An indicator of the ability of cells to methylate DNA or form compounds requiring methyl groups is the SAM/SAH ratio. Under conditions of low SAM/SAH ratio (methyl donor deficiency), MTHFR is activated, leading to an increase in the concentration of active folate (5-methyl-THF). As a result, the concentration of SAM in the cell increases. A high SAM/SAH ratio leads to efficient and effective methylation, resulting in SAM-mediated allosteric inhibition of the enzyme, which reduces the concentration of 5-methyl-THF and decreases the activity of the methionine cycle, and thus also the production of SAM [21].
Observations of MTHFR regulation by phosphorylation were validated in a study by Zheng et al. [23].They investigated the activity of the DYRK1A/2 and GSK3A/B kinases responsible for multisite phosphorylation of MTHFR and its physiological significance in cells. To confirm that the phosphorylated MTHFR is less active than the non-phosphorylated form, under physiological SAM concentration conditions (1–3 μM), mutant MTHFR knock-in lines were created using the CRISPR method (Clustered Regularly Interspaced Short Palindromic Repeats). The enzyme with a mutation (completely devoid of phosphorylation) was compared to the original parental cell lines. The parental cell lines showed an increase in 5-methyl-THF production in response to Hcy treatment, while the knockin cell lines had high basal levels of 5-methyl-THF and did not respond to Hcy treatment. The results suggest that multisite phosphorylation of the MTHFR enzyme is associated with SAM attachment to inhibit MTHFR activity in cells [23].

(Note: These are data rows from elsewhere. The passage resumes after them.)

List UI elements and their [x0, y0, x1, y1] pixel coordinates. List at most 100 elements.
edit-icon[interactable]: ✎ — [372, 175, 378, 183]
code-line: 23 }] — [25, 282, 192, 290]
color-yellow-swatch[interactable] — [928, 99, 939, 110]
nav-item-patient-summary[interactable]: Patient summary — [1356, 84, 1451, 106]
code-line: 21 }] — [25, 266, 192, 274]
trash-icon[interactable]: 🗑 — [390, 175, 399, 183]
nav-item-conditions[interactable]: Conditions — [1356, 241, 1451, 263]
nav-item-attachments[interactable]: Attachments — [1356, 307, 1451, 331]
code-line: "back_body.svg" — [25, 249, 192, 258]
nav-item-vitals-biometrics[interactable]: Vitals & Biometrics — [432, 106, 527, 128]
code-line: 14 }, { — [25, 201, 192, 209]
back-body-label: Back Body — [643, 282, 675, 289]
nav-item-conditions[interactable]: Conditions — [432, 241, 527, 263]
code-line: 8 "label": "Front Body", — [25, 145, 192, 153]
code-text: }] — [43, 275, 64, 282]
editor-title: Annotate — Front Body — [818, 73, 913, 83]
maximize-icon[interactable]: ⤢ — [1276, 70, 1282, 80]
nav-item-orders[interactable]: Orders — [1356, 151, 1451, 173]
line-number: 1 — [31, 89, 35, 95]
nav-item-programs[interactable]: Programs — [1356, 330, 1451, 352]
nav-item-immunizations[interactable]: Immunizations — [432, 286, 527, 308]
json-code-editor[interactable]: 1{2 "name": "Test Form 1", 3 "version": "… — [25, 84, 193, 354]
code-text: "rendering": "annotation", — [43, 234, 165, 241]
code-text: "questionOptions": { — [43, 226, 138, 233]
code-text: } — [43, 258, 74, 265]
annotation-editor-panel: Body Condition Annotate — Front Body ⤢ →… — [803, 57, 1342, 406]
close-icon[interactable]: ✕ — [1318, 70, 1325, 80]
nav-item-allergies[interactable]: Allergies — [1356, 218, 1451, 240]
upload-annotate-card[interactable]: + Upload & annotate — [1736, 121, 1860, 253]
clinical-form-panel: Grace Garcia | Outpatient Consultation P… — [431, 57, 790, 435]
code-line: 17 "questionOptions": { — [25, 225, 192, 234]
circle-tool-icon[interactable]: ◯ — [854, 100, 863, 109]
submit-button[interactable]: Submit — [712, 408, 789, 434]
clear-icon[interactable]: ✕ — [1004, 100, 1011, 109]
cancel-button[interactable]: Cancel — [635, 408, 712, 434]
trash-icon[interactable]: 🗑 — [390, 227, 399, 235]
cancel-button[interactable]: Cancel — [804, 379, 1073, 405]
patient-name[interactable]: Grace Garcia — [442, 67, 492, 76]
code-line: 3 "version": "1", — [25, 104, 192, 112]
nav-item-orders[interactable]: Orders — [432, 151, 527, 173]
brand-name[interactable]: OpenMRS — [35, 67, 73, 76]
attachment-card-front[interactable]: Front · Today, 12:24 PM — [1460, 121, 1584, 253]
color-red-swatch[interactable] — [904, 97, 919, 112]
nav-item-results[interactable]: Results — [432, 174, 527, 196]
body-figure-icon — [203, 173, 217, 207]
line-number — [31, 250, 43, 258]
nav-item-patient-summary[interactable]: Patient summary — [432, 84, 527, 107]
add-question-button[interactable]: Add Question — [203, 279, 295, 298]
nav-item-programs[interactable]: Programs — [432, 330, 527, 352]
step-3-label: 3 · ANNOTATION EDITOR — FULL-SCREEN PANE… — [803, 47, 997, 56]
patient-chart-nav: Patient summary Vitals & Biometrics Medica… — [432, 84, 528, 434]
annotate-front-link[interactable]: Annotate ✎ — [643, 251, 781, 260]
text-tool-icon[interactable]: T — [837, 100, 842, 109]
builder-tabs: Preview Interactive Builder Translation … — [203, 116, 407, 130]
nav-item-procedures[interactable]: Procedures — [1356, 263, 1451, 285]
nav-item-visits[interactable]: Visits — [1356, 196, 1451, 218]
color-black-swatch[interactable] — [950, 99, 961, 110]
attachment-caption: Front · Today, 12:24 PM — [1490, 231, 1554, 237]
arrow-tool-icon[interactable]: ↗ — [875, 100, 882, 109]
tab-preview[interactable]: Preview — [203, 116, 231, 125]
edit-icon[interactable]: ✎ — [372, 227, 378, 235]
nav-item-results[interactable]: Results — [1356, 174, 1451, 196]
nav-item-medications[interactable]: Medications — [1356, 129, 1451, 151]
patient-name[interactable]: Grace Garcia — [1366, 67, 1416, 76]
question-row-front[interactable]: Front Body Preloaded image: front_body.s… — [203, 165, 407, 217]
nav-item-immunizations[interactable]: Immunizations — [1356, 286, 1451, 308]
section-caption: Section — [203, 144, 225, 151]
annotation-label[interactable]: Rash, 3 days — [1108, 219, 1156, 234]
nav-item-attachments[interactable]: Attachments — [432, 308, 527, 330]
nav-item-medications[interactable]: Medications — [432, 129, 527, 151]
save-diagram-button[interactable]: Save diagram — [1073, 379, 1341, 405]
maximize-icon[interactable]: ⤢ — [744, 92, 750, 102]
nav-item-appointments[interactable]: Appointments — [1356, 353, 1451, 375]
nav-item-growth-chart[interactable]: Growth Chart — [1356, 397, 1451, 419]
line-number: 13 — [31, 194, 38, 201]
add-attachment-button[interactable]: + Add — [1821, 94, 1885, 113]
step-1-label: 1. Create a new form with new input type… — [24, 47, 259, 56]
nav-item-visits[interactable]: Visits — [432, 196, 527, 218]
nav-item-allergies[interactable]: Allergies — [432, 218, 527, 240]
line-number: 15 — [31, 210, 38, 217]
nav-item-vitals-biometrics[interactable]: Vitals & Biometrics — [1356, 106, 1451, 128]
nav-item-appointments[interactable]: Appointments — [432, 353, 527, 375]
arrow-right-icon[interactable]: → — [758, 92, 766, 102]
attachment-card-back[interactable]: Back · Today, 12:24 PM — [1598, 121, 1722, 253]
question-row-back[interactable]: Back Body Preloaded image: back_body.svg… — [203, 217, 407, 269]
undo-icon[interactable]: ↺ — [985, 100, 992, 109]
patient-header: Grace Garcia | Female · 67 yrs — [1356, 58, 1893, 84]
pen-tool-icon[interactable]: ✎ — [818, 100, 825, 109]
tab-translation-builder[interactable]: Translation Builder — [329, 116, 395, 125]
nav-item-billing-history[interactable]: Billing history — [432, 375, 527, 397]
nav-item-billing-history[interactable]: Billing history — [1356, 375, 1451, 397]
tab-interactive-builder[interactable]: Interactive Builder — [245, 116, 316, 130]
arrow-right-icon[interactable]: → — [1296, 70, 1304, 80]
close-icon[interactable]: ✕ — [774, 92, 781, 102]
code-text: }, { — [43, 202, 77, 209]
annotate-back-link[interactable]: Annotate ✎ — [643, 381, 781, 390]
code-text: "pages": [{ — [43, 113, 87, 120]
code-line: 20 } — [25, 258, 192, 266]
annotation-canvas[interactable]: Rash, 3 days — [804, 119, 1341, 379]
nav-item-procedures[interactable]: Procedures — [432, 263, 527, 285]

In summary, the physiological function of multisite phosphorylation is considered to be as follows: under conditions of high Met concentration, it provides maximum inhibition of MTHFR by SAM, so that one-carbon units are “spared” for key processes, such as purine and deoxythymidine monophosphate (dTMP) synthesis. On the contrary, under low Met concentration conditions, MTHFR is dephosphorylated and becomes more active, leading to a diversion of more one-carbon units into the Met and SAM synthesis pathway. Dephosphorylation and activation of MTHFR may also serve as a cellular response to hyperhomocysteinemia (HHcy), ensuring sufficient concentrations of active folate for the remethylation of Hcy and the elimination of toxic effects caused by this amino acid [23].